PENERAPAN
GANTI RUGI DAN REHABILITASI DALAM PERKARA PIDANA (STUDI KASUS )PENGADILAN
NEGERI KLAS I A PALU
ABSTRAK
Penanggulangan
kejahatan melalui hukum pidana, merupakan kegiatan yang di dahului dengan
penentuan tindak pidana dan penentuan sanksi yang dapat dibebankan pada pelaku
tindak pidana (pelaku kejahatan dan pelanggaran). Sanksi dalam hukum pidana
merupakan suatu derita yang harus diterima sebagai imbalan dari perbuatannya
yang telah merugikan korbannya dan masyarakat.
Walaupun
sanksi pidana berupa pidana badan dijatuhkan, sangat jarang yang disertai
dengan syarat khusus mengganti kerugian, seperti halnya di pengadilan negeri
kelas 1 A palu berdasarkan pengamatan dan peneliti pidana ganti kerugian dengan
syarat khusus ini sering dibebankan pada pelaku pengrusakan barang dan
pelanggaran terhadap undang-undang tindak pidana ekonomi, adapun
Ganti
kerugian adalah suatu kewajiban yang dibebankan kepada orang yang telah
bertindak melawan hukum dan menimbulkan kerugian kepada orang lain karena
kesalahannya tersebut. Untuk itu skripsi ini berjudul Penerapan Ganti Rugi dan
Rehabilitasi Dalam Perkara Pidana (studi Kasus )Pengadilan Negeri Klas I A Palu
Oleh sebab itu penulis mencoba memecahkan masalah-masalah sebagai berikut: (1) Bagaimanakah
penerapan sanksi ganti kerugian dan Rehabilitasi di pengadilan negeri klas I A
palu ...? (2) Bagaimanakah kewajiban pemberian ganti rugi kepada korban tindak
pidana ...?
Penelitian
ini mneggunakan metode penelitian Empiris Normatif. Karena mendeskripsikan dan
menggambarkan mengenai penerapan pelaksanaan ganti kerugian dan rehabilitasi
terhadap putusan yang berkekuatan hukum tetap
Kata Kunci : ganti Rugi, Rehabilitasi
perkara Pidana
I PENDAHULUAN
A.
LATAR BELAKANG
Hukum indonesia
sejak Zaman dahulu telah mengenal sanksi ganti kerugian, yang harus di bayar
oleh orang yang telah melakukan perbuatan yang dipandang tercela oleh
masyarakat kepada korban (orang yang menderita)ataupun keluarga korban) dan
rehabilitasi terhadap orang yang tidak bersalah. Tujuan dari pada ganti
kerugian dan rehabilitasi ini dilakukan agar terciptanya perdamaian kembali
ataupun keseimbangan masyarakat pulih kembali[1]
Dengan demikian
sudah seharusnya penentuan dan penjatuhan sanksi dilakukan dengan pertimbangan
yang serius, korban dan pidana hanya dikenakan pada pelaku yang terbukti
melakukan perbuatan yang memenuhi syarat tertentu.perbuatan yang memenuhi
syarat tertentu adalah perbuatan yang dilakukan orang, yang memugkinkan adanya
pemberian pidana. Perbuatan demikian disebut perbuatan yang dapat di pidana.
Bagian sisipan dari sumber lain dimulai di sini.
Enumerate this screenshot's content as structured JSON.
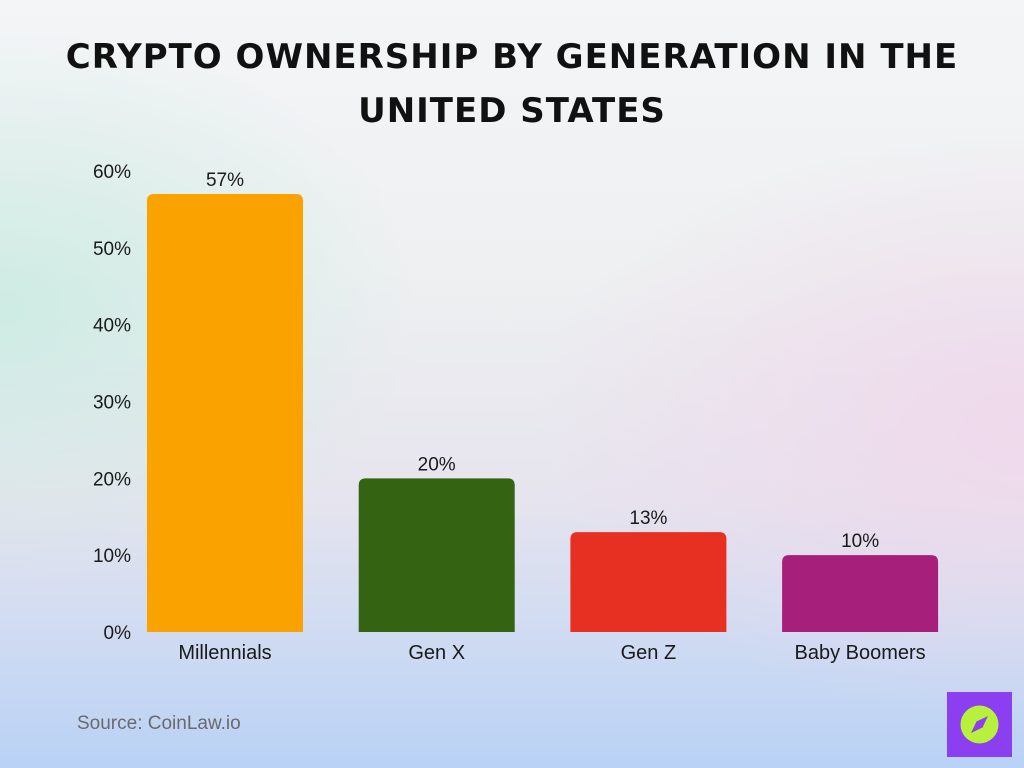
{
  "title": "Crypto Ownership by Generation in the United States",
  "source": "Source: CoinLaw.io",
  "chart_data": {
    "type": "bar",
    "title": "Crypto Ownership by Generation in the United States",
    "categories": [
      "Millennials",
      "Gen X",
      "Gen Z",
      "Baby Boomers"
    ],
    "values": [
      57,
      20,
      13,
      10
    ],
    "data_labels": [
      "57%",
      "20%",
      "13%",
      "10%"
    ],
    "colors": [
      "#f9a200",
      "#346312",
      "#e83022",
      "#a61f7a"
    ],
    "ylim": [
      0,
      60
    ],
    "yticks": [
      0,
      10,
      20,
      30,
      40,
      50,
      60
    ],
    "ytick_labels": [
      "0%",
      "10%",
      "20%",
      "30%",
      "40%",
      "50%",
      "60%"
    ],
    "xlabel": "",
    "ylabel": "",
    "grid": false,
    "legend": "none"
  },
  "logo": {
    "icon": "compass-icon",
    "background_color": "#8b3ff0",
    "circle_color": "#b8f13d"
  }
}
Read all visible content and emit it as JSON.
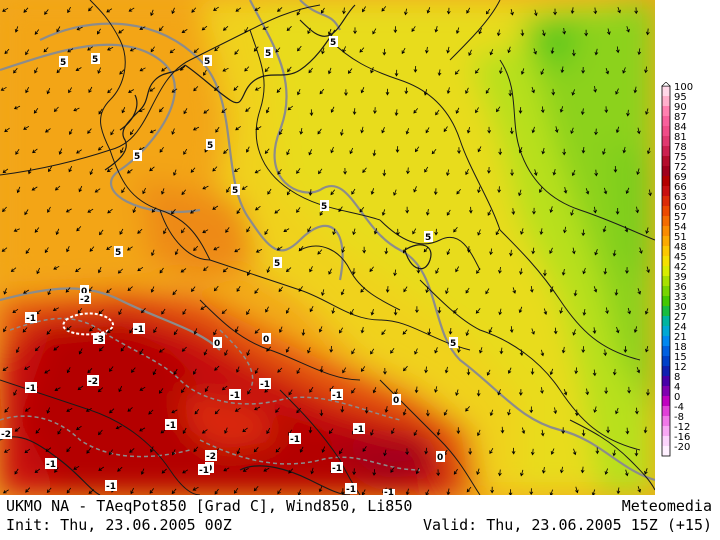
{
  "footer": {
    "title": "UKMO NA - TAeqPot850 [Grad C], Wind850, Li850",
    "brand": "Meteomedia",
    "init": "Init: Thu, 23.06.2005 00Z",
    "valid": "Valid: Thu, 23.06.2005 15Z (+15)"
  },
  "legend": {
    "labels": [
      "100",
      "95",
      "90",
      "87",
      "84",
      "81",
      "78",
      "75",
      "72",
      "69",
      "66",
      "63",
      "60",
      "57",
      "54",
      "51",
      "48",
      "45",
      "42",
      "39",
      "36",
      "33",
      "30",
      "27",
      "24",
      "21",
      "18",
      "15",
      "12",
      "8",
      "4",
      "0",
      "-4",
      "-8",
      "-12",
      "-16",
      "-20"
    ],
    "colors": [
      "#ffd8e8",
      "#ffb0cc",
      "#ff80b0",
      "#f8609c",
      "#f04c88",
      "#e03870",
      "#cc2050",
      "#b40c2c",
      "#a0001c",
      "#b40000",
      "#c81010",
      "#dc2c08",
      "#ec4a00",
      "#f46c00",
      "#fa8c00",
      "#fcaa00",
      "#fcc800",
      "#f4e000",
      "#d8ec00",
      "#a8e000",
      "#78d400",
      "#44c800",
      "#18bc40",
      "#00b4a0",
      "#00a8d4",
      "#0088f0",
      "#0060e0",
      "#0040c8",
      "#1020b0",
      "#4800a8",
      "#8000b0",
      "#c000c0",
      "#e040d8",
      "#f078e8",
      "#f8a8f4",
      "#fcd4fc",
      "#fff0ff"
    ]
  },
  "isoline_labels": [
    "5",
    "5",
    "5",
    "5",
    "5",
    "5",
    "5",
    "5",
    "5",
    "5",
    "5",
    "5",
    "5",
    "0",
    "0",
    "0",
    "0",
    "0",
    "0",
    "-1",
    "-1",
    "-1",
    "-1",
    "-1",
    "-1",
    "-1",
    "-1",
    "-1",
    "-1",
    "-1",
    "-1",
    "-1",
    "-1",
    "-1",
    "-2",
    "-2",
    "-2",
    "-2",
    "-3"
  ],
  "colors": {
    "border": "#1a1a1a",
    "isoline": "#8c8c8c",
    "wind": "#000000"
  }
}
Sedangkan pidana adalah penderitaan yang sengaja di bebankan kepada orang yang
melakukan perbuatan yang memenuhi syarat-syarat tertentu sesuai dengan pasal 10
KUHP.
Sanksi pidana
dalam KUHP diatur dalam pasal 10 yang terdiri dari pidana pokok meliputi pidana
mati, penjara, kurungan, dan denda. Disamping pidana pokok.pidana tambahan
meliputi pencabutan hak-hak tertentu, perampasan barang barang tertentu,
pengumuman putusan hakim.
Ganti kerugian
adalah suatu kewajiban yang dibebankan kepada orang yang telah bertindak
melawan hukum dan menimbulkan kerugian kepada orang lain karena kesalahannya
tersebut.[2]
Sanksi ganti kerugian menurut Schafer telah dikenal pada masa hukum primitif.
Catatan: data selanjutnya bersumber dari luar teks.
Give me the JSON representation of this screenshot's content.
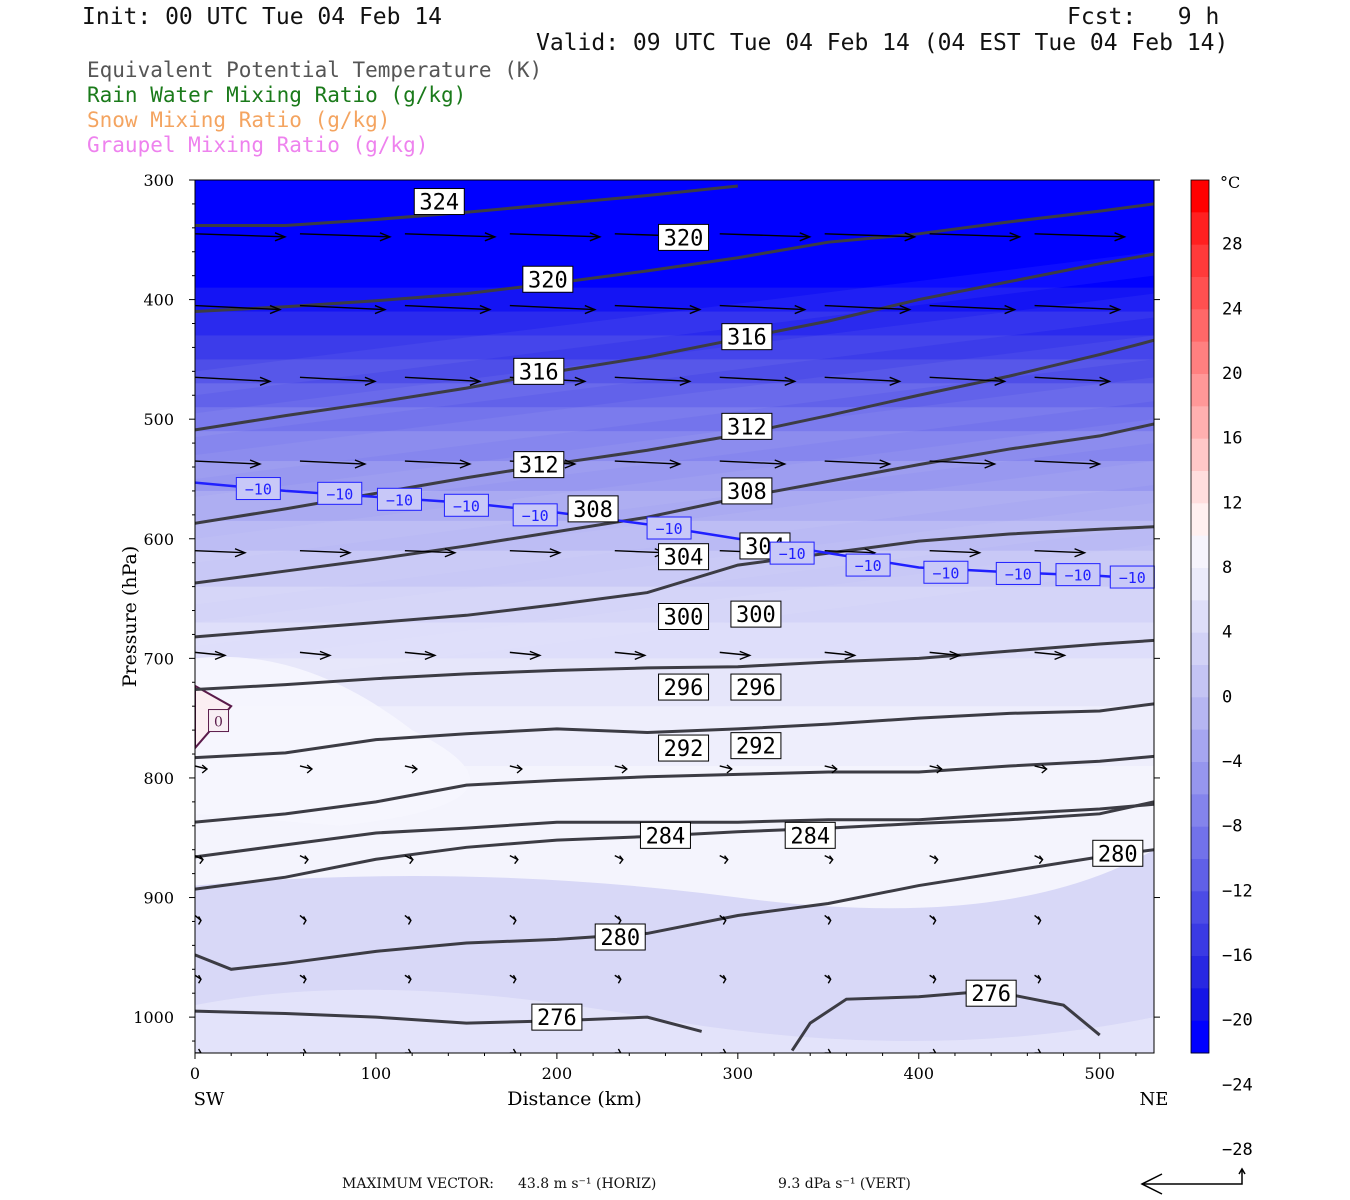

Pada masa ini telah dikenal adanya “personal reparation”, yaitu semacam
pembayaran ganti rugi yang akan dilakukan oleh seseorang yang telah melakukan
tindak pidana atau keluarganaya terhadap korban yang telah dirugikan sebagai
akibat tindak pidana tersebut. Pada masa belum adanya pemerintahan, atau dalam
masyarakat yang masih berbentuk suku-suku (tribal organization) bentuk bentuk
hukum seperti ganti rugi merupakan suatu yang biasa terjadi sehari-hari[3]
B.
RUMUSAN MASALAH
Berdasarkan
latar belakang di atas, maka permasalahan yang menjadi fokus perhatian dalam
penelitian ini adalah sebagai berikut :
1.
Bagaimanakah penerapan
sanksi ganti kerugian dan Rehabilitasi di pengadilan negeri klas I A palu ?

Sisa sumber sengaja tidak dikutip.